Cosa è l’Euro Digitale?
Non parliamo di una nuova criptovaluta speculativa sulla scia del Bitcoin, e nemmeno dell’ennesima carta di credito privata. L’euro digitale sarà la versione “virtuale” delle monete e delle banconote che abbiamo in tasca oggi. La differenza fondamentale sta nel “dietro le quinte”: quando paghiamo con il bancomat o con una app come Satispay o Apple Pay, stiamo muovendo denaro privato, custodito e gestito da una banca commerciale. Quando useremo l’euro digitale, muoveremo denaro pubblico, emesso e garantito direttamente dalla Banca Centrale Europea.
Sarà, a tutti gli effetti, un nuovo stato della materia del denaro: sicuro come il contante, ma comodo come un clic. Un’infrastruttura pubblica e gratuita che non punta a eliminare la carta moneta, ma a proteggere la sovranità monetaria dell’Europa in un mondo che sta dimenticando il rumore dei dadi e delle monete nel portafogli. Negli ultimi anni i pagamenti elettronici sono cresciuti rapidamente e una parte consistente di questi passa attraverso circuiti e piattaforme gestiti da società private, come Visa, Mastercard, Apple Pay e Google Pay, tutte aziende con sede negli Stati Uniti.

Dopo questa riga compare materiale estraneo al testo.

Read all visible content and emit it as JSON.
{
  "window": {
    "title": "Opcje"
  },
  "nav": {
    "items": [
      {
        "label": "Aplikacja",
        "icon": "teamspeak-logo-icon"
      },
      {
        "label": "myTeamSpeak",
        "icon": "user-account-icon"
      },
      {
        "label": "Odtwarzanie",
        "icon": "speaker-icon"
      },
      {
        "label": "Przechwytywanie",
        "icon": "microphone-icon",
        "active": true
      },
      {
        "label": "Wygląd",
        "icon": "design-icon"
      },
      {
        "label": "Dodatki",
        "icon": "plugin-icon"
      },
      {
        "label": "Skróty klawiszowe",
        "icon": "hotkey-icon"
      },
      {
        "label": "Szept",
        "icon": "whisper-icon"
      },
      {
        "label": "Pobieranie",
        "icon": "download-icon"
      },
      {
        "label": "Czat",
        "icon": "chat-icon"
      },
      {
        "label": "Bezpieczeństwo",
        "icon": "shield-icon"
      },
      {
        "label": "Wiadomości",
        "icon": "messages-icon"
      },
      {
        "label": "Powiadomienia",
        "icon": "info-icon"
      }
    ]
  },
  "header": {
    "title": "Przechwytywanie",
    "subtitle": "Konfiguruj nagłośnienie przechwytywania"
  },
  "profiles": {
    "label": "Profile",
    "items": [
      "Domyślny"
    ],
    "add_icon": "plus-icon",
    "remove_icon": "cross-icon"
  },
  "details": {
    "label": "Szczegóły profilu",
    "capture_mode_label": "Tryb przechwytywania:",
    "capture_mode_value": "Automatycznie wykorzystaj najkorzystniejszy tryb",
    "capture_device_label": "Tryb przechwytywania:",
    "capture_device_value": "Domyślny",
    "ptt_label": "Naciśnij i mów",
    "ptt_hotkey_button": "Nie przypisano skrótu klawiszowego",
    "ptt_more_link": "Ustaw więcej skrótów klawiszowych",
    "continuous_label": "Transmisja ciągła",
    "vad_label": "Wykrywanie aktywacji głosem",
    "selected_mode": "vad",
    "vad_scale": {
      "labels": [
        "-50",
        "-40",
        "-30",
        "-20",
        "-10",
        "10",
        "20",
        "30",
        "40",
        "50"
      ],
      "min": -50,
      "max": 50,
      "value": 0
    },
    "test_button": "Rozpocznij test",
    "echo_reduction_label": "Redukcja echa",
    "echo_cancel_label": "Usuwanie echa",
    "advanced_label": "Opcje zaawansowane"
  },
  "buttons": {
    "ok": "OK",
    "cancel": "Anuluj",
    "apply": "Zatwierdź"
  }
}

Con l’Euro digitale, Bruxelles punta a ridurre la dipendenza da operatori esterni e vuole garantire che anche nell’era digitale i cittadini europei possano continuare ad avere accesso a una forma di denaro pubblico gestita da un’istituzione europea.
Come si può utilizzarlo?
Utilizzare l’euro digitale sarà semplice come inviare un messaggio. Tutto ruoterà intorno a un portafoglio elettronico (il wallet), che i cittadini troveranno direttamente integrato nell’app della propria banca o in un’applicazione ufficiale della BCE. Per chi non usa lo smartphone o non ha un conto corrente, saranno invece previste delle smart card fisiche, del tutto simili ai bancomat attuali. Con questi strumenti potremo pagare nei negozi tramite POS o codici QR, fare acquisti online e scambiare denaro istantaneamente con un amico a costo zero.
Per evitare la fuga di capitali dalle banche, la BCE imporrà un tetto massimo (circa 3.000 euro). Il sistema sarà però fluido, grazie al meccanismo “a cascata”: se riceveremo una somma superiore al limite, l’eccedenza si trasferirà da sola sul conto corrente; viceversa, se il wallet sarà vuoto al momento di pagare, la cifra verrà scalata automaticamente dal conto collegato.
La vera svolta sarà la modalità offline: si potrà scambiare denaro semplicemente avvicinando due dispositivi, anche senza connessione internet o copertura di rete. In questo modo la transazione rimarrà anonima e custodita solo nei chip dei telefoni, replicando in digitale la storica libertà del contante.